Fashion and lifestyle blogger Maui Bigelow. AP
Fashion and lifestyle blogger Maui Bigelow has always been curvy and built a social media presence by embracing every pound.
Until the worst happened. At nearly 380 pounds, her health took a dive. She was diagnosed with a blood cancer and multiple uterine fibroids that couldn't be treated due to her weight. That's when she decided to have bariatric surgery, a weight loss procedure.
"For months I talked to my counselor about how I would share my truth with you," Bigelow told her followers at Phatgirlfresh.com after the weight loss surgery last year. "I was concerned about how you would receive it. I feared the plus-size and body positive communities wouldn't understand or respect my choice."
"The people who are having weight loss surgery in our community, they have the surgery, they go about their business and they shut up, for the most part. But it's important to share. There are women who are struggling with health issues who need this surgery.
Bigelow, a former teacher in Albany, Georgia, with 67,500 monthly unique visitors to her site and nearly 40,000 followers on Instagram, was pleased her fans were resoundingly positive. That's not a small thing in her corner of the internet.

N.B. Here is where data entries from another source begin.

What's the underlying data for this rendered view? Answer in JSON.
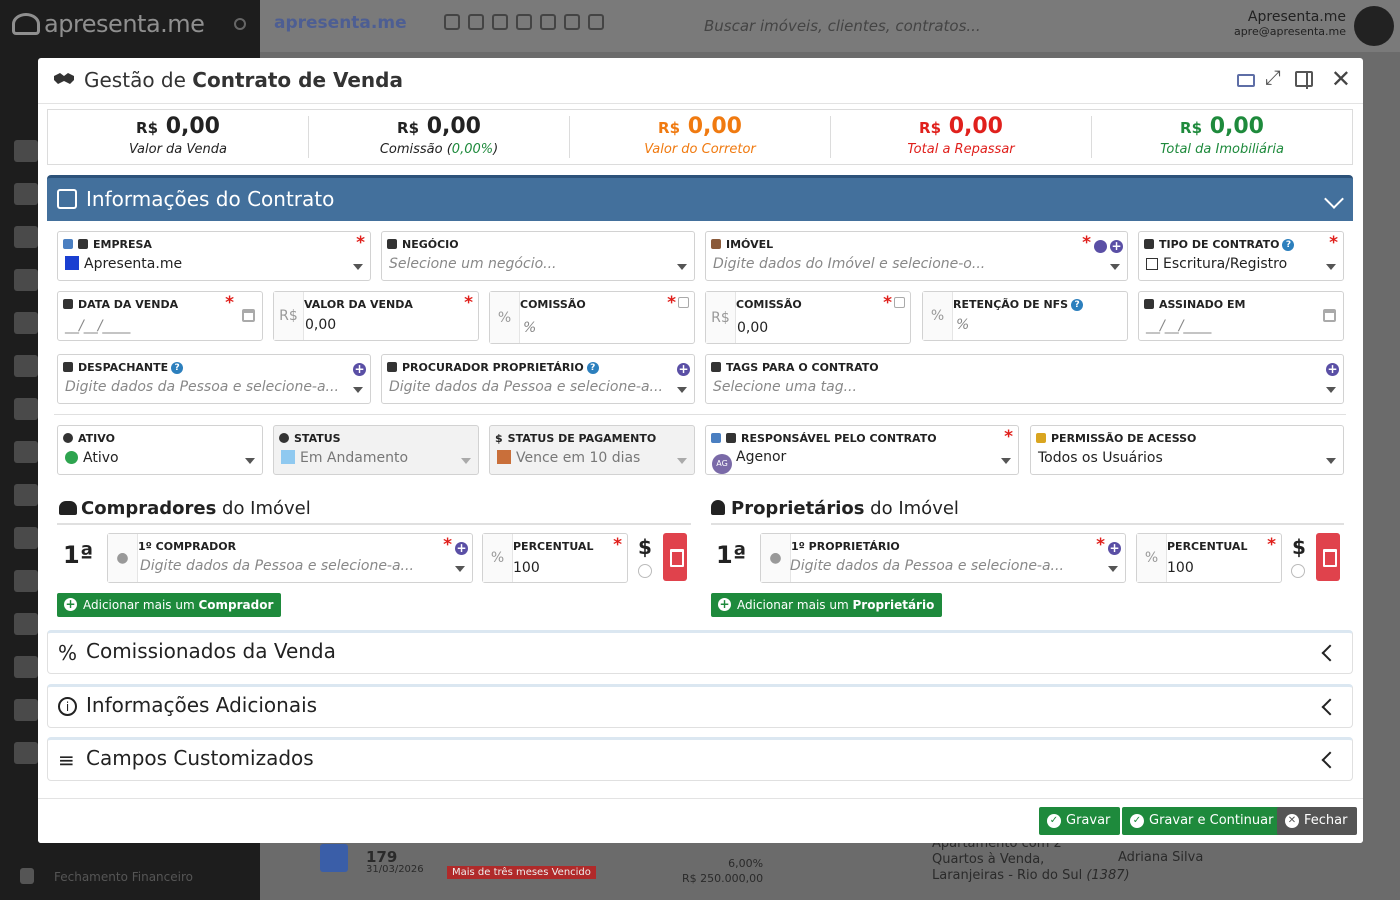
{
  "background": {
    "sidebar_logo": "apresenta.me",
    "top_logo": "apresenta.me",
    "search_placeholder": "Buscar imóveis, clientes, contratos...",
    "user_name": "Apresenta.me",
    "user_email": "apre@apresenta.me",
    "footer_link": "Fechamento Financeiro",
    "list_row": {
      "number": "179",
      "date": "31/03/2026",
      "status_badge": "Mais de três meses Vencido",
      "value_line1": "6,00%",
      "value_line2": "R$ 250.000,00",
      "description_line1": "Apartamento com 2",
      "description_line2": "Quartos à Venda,",
      "description_line3": "Laranjeiras - Rio do Sul",
      "description_code": "(1387)",
      "agent": "Adriana Silva"
    }
  },
  "modal": {
    "title_prefix": "Gestão de ",
    "title_bold": "Contrato de Venda",
    "summary": [
      {
        "currency": "R$",
        "value": "0,00",
        "label": "Valor da Venda",
        "color": "#222222"
      },
      {
        "currency": "R$",
        "value": "0,00",
        "label_prefix": "Comissão (",
        "label_pct": "0,00%",
        "label_suffix": ")",
        "color": "#222222"
      },
      {
        "currency": "R$",
        "value": "0,00",
        "label": "Valor do Corretor",
        "color": "#f07a10"
      },
      {
        "currency": "R$",
        "value": "0,00",
        "label": "Total a Repassar",
        "color": "#e0201c"
      },
      {
        "currency": "R$",
        "value": "0,00",
        "label": "Total da Imobiliária",
        "color": "#1e8a3c"
      }
    ],
    "section_title": "Informações do Contrato",
    "fields": {
      "empresa": {
        "label": "EMPRESA",
        "value": "Apresenta.me"
      },
      "negocio": {
        "label": "NEGÓCIO",
        "placeholder": "Selecione um negócio..."
      },
      "imovel": {
        "label": "IMÓVEL",
        "placeholder": "Digite dados do Imóvel e selecione-o..."
      },
      "tipo_contrato": {
        "label": "TIPO DE CONTRATO",
        "value": "Escritura/Registro"
      },
      "data_venda": {
        "label": "DATA DA VENDA",
        "placeholder": "__/__/____"
      },
      "valor_venda": {
        "label": "VALOR DA VENDA",
        "prefix": "R$",
        "value": "0,00"
      },
      "comissao_pct": {
        "label": "COMISSÃO",
        "prefix": "%",
        "placeholder": "%"
      },
      "comissao_val": {
        "label": "COMISSÃO",
        "prefix": "R$",
        "value": "0,00"
      },
      "retencao_nfs": {
        "label": "RETENÇÃO DE NFS",
        "prefix": "%",
        "placeholder": "%"
      },
      "assinado_em": {
        "label": "ASSINADO EM",
        "placeholder": "__/__/____"
      },
      "despachante": {
        "label": "DESPACHANTE",
        "placeholder": "Digite dados da Pessoa e selecione-a..."
      },
      "procurador": {
        "label": "PROCURADOR PROPRIETÁRIO",
        "placeholder": "Digite dados da Pessoa e selecione-a..."
      },
      "tags": {
        "label": "TAGS PARA O CONTRATO",
        "placeholder": "Selecione uma tag..."
      },
      "ativo": {
        "label": "ATIVO",
        "value": "Ativo"
      },
      "status": {
        "label": "STATUS",
        "value": "Em Andamento"
      },
      "status_pagamento": {
        "label": "STATUS DE PAGAMENTO",
        "value": "Vence em 10 dias"
      },
      "responsavel": {
        "label": "RESPONSÁVEL PELO CONTRATO",
        "value": "Agenor",
        "avatar": "AG"
      },
      "permissao": {
        "label": "PERMISSÃO DE ACESSO",
        "value": "Todos os Usuários"
      }
    },
    "compradores": {
      "title_bold": "Compradores",
      "title_rest": " do Imóvel",
      "ordinal": "1ª",
      "person_label": "1º COMPRADOR",
      "person_placeholder": "Digite dados da Pessoa e selecione-a...",
      "pct_label": "PERCENTUAL",
      "pct_prefix": "%",
      "pct_value": "100",
      "dollar": "$",
      "add_prefix": "Adicionar mais um ",
      "add_bold": "Comprador"
    },
    "proprietarios": {
      "title_bold": "Proprietários",
      "title_rest": " do Imóvel",
      "ordinal": "1ª",
      "person_label": "1º PROPRIETÁRIO",
      "person_placeholder": "Digite dados da Pessoa e selecione-a...",
      "pct_label": "PERCENTUAL",
      "pct_prefix": "%",
      "pct_value": "100",
      "dollar": "$",
      "add_prefix": "Adicionar mais um ",
      "add_bold": "Proprietário"
    },
    "panels": [
      {
        "title": "Comissionados da Venda",
        "icon": "percent-icon"
      },
      {
        "title": "Informações Adicionais",
        "icon": "info-circle-icon"
      },
      {
        "title": "Campos Customizados",
        "icon": "list-add-icon"
      }
    ],
    "buttons": {
      "save": "Gravar",
      "save_continue": "Gravar e Continuar",
      "close": "Fechar"
    }
  }
}
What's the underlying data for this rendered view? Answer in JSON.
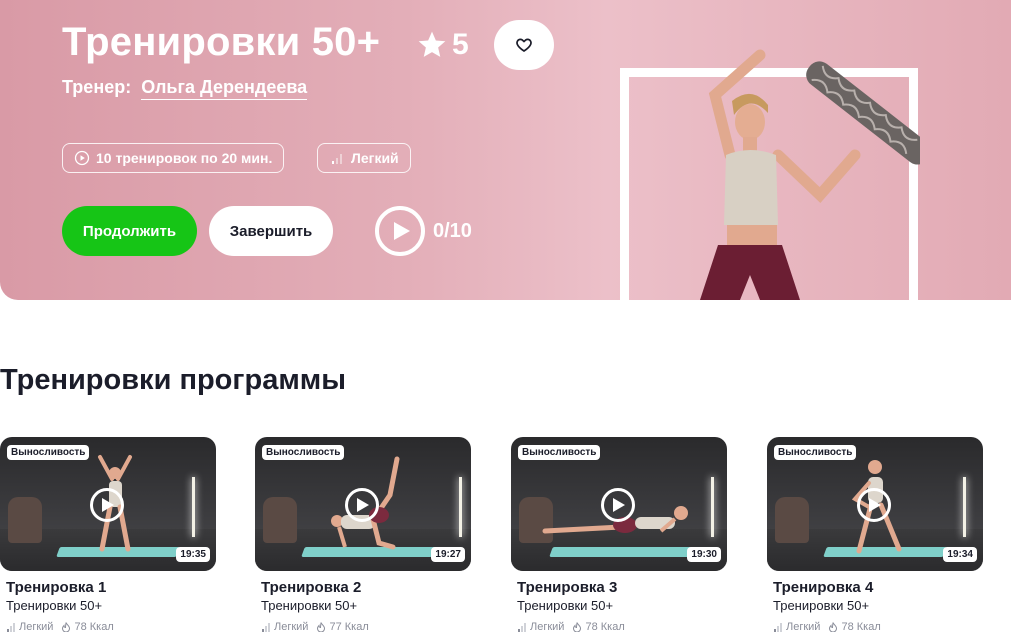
{
  "hero": {
    "title": "Тренировки 50+",
    "rating": "5",
    "trainer_label": "Тренер:",
    "trainer_name": "Ольга Дерендеева",
    "chips": [
      "10 тренировок по 20 мин.",
      "Легкий"
    ],
    "continue_label": "Продолжить",
    "finish_label": "Завершить",
    "progress": "0/10"
  },
  "section": {
    "title": "Тренировки программы"
  },
  "workouts": [
    {
      "badge": "Выносливость",
      "duration": "19:35",
      "title": "Тренировка 1",
      "program": "Тренировки 50+",
      "level": "Легкий",
      "kcal": "78 Ккал"
    },
    {
      "badge": "Выносливость",
      "duration": "19:27",
      "title": "Тренировка 2",
      "program": "Тренировки 50+",
      "level": "Легкий",
      "kcal": "77 Ккал"
    },
    {
      "badge": "Выносливость",
      "duration": "19:30",
      "title": "Тренировка 3",
      "program": "Тренировки 50+",
      "level": "Легкий",
      "kcal": "78 Ккал"
    },
    {
      "badge": "Выносливость",
      "duration": "19:34",
      "title": "Тренировка 4",
      "program": "Тренировки 50+",
      "level": "Легкий",
      "kcal": "78 Ккал"
    }
  ],
  "colors": {
    "hero": "#e3aeb8",
    "accent_green": "#16c516",
    "text": "#1b1d2a",
    "muted": "#8a8d99"
  },
  "icons": [
    "star-icon",
    "heart-icon",
    "play-circle-icon",
    "level-bars-icon",
    "play-icon",
    "flame-icon"
  ]
}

Fat-acceptance and body positive influencers like Bigelow are on the rise on social media and as fashion models as they fight back against the damaging pressures of idealized beauty peddled online and off. But what happens when, as in Bigelow's case, weight poses a serious health risk, or they decide to shed pounds for other reasons, turning their careers and social channels from fat acceptance to smaller sizes, dieting and fitness?
"The people who are having weight loss surgery in our community, they have the surgery, they go about their business and they shut up, for the most part. But it's important to share. There are women who are struggling with health issues who need this surgery," Bigelow said in an interview.
She's down to 240 pounds, but she's struggling to fully accept her future of fewer pounds, both personally and professionally.
It's the messaging, she said in an interview, especially when dieting or weight loss surgery transforms the online mission through photos and new collaborations focused on health and weight-loss products.
"Diet culture," she says, has been "basically imposed on us, mostly women. By the same token, I also believe that people should do what's best for their bodies."